The experts are in absolute agreement: Fungal biotechnology is a driver of innovation and growth for a range of industries and can help transform our petroleum economy into a biobased economy. Investing in this future technology will enable a sustainable change in how we live and work.
Bioeconomy is the topic of the Federal Ministry of Education and Research’s Science Year 2020. Among the "thinkers of change" being showcased this year are Professor Dr.-Ing. Vera Meyer, head of the Chair of Applied and Molecular Microbiology at TU Berlin, and Philipp Benz, Professor of Wood Bioprocesses at the TUM School of Life Sciences Weihenstephan at the Technical University of Munich.
"There are some six million different types of fungi worldwide, each of which has its own specific characteristics," explains Vera Meyer. "Some of these offer us today a unique opportunity to develop a new and innovative type of economy which is completely biobased and firmly committed to the principles of a circular economy and sustainability."
Meyer published the white paper Growing a circular economy with fungal biotechnology together with fellow-researcher Philipp Benz and other key figures within EUROFUNG. The white paper is the result of the second international EUROFUNG Think Tank, which was organized at TU Berlin in October 2019 by Meyer in her capacity as speaker of the consortium and which focused on research into industrial uses of fungi and the development of new production processes for bioeconomic products.
"Very few people are aware that fungi today play a major role in the production of enzymes in a number of industries," explains Benz. "These include the production of food, washing detergents, paper, fuel, medicines and other products of the chemical and pharmaceutical industries.

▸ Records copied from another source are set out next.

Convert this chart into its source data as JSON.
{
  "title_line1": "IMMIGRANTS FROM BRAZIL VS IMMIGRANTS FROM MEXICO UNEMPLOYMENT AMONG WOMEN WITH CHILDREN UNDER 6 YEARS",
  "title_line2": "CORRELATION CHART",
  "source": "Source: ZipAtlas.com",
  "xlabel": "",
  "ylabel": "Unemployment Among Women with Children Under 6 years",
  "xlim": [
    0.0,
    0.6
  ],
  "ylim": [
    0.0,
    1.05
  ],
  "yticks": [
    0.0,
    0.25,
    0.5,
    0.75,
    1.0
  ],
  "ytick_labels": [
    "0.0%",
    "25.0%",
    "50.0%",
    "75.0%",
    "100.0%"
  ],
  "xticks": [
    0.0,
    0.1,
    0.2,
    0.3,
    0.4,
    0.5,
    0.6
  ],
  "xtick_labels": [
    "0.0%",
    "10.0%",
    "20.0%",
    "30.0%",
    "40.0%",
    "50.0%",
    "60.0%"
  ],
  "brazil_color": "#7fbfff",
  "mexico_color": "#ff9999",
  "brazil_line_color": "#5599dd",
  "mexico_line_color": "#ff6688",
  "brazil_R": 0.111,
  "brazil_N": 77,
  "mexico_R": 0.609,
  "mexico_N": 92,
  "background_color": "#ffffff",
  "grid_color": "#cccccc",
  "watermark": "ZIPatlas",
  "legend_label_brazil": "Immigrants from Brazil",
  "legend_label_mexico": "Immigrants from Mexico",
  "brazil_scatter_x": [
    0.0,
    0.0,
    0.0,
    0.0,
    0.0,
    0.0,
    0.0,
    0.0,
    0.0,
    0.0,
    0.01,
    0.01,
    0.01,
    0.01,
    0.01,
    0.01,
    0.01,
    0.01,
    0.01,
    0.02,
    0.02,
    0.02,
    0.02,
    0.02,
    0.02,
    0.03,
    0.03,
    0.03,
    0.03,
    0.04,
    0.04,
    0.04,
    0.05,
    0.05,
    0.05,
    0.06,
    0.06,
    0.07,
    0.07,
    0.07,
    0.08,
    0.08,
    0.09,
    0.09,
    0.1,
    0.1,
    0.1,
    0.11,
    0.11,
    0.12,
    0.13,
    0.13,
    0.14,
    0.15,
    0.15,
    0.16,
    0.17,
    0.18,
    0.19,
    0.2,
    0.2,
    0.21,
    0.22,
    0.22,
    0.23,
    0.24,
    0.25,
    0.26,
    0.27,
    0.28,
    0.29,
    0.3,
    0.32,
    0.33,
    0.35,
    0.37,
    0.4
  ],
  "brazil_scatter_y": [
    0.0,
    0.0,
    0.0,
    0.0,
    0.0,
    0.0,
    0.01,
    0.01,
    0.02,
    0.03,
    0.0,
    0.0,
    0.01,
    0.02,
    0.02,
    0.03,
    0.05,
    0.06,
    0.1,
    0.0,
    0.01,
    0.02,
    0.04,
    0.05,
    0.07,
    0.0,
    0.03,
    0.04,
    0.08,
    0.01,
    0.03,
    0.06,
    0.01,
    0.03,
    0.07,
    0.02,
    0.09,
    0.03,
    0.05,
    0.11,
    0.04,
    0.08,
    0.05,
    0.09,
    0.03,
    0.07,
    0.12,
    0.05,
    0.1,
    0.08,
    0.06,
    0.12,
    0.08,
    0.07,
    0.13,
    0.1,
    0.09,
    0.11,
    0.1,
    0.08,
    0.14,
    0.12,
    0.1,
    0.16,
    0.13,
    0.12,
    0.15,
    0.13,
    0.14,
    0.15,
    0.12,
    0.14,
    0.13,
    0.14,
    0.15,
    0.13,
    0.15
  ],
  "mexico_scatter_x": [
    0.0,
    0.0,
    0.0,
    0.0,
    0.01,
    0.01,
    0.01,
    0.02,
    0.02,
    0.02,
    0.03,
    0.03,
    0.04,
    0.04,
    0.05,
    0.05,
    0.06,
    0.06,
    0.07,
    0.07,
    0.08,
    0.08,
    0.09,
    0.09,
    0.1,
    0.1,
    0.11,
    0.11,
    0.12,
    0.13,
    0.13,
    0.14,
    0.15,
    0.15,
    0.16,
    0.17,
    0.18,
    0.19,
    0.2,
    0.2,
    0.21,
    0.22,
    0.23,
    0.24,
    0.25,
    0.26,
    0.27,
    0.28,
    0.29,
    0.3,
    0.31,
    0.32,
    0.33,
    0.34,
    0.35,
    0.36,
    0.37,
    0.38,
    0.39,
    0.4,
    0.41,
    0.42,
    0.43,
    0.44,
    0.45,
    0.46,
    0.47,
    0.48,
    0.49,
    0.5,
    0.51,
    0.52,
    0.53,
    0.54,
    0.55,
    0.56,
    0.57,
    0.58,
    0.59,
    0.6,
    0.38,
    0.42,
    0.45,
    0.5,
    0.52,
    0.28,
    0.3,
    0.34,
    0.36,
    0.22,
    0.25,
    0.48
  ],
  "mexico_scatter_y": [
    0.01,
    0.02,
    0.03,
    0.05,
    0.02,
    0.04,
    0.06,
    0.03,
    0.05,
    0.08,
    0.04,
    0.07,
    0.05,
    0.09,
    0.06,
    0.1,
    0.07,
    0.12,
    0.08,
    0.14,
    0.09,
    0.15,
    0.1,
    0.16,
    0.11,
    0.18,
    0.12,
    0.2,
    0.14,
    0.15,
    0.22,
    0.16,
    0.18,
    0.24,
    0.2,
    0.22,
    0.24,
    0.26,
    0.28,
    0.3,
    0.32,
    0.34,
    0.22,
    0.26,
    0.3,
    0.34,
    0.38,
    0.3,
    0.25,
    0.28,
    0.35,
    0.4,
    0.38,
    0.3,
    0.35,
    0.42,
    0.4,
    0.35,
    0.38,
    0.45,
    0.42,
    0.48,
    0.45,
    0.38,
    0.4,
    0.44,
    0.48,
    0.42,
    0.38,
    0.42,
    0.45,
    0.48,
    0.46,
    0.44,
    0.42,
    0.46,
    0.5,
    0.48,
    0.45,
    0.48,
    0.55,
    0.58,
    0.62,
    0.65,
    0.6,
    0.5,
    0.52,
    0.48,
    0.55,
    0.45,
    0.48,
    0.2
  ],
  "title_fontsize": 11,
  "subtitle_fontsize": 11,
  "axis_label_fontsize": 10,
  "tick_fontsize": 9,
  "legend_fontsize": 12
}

As such, our lifestyle today is unthinkable without fungal biotechnology, even if most people are not aware of this."
"This is why it is all the more important that we now describe in detail in our white paper the potential leap-frog innovations in fungal biotechnology we can expect next," adds Meyer. "We see it as a realistic scenario that it will be possible in the near future to produce textiles, packaging, furniture and even construction materials using fungi. In other words, on the basis of renewable vegetable raw materials from agriculture and forestry."
The development of new products and production processes is extremely complex and requires intense interdisciplinary work and substantial investment. As such, one of the white paper’s goals is to make the general public, teachers, decision-makers in politics and industry as well as researchers from other disciplines aware of the future innovation potential of fungal biotechnology.
The white paper focuses in particular on how this biotech sector can contribute to achieving 10 of the United Nations’ 17 Sustainable Development Goals by developing further resource-based products. These goals include the production of sufficient food to feed the world population, clean water, affordable and clean energy from renewable resources as well as climate protection.
To provide an example: The production of one kilo of cotton requires 10,000 liters of water. The same quantity of textiles produced from fungi only requires 100 liters. Composites biotechnologically produced from fungi and plant biomass, such as straw or wood chips, can be used in the building materials industry and produce far less CO2 during production than conventional building materials such as concrete. They have the added benefit that they can also be composted after use.
EUROFUNG Consortium white papers, published by BMC, a part of the Springer Nature Group:
Meyer, V., Basenko, E.Y., Benz, J.P. et al. Growing a circular economy with fungal biotechnology: a white paper. Fungal Biol Biotechnol 7, 5 (2020).
Meyer, V., Andersen, M.R., Brakhage A.A. et al. Current challenges of research on filamentous fungi in relation to human welfare and a sustainable bio-economy: a white paper. Fungal Biol Biotechnol 3, 6 (2016).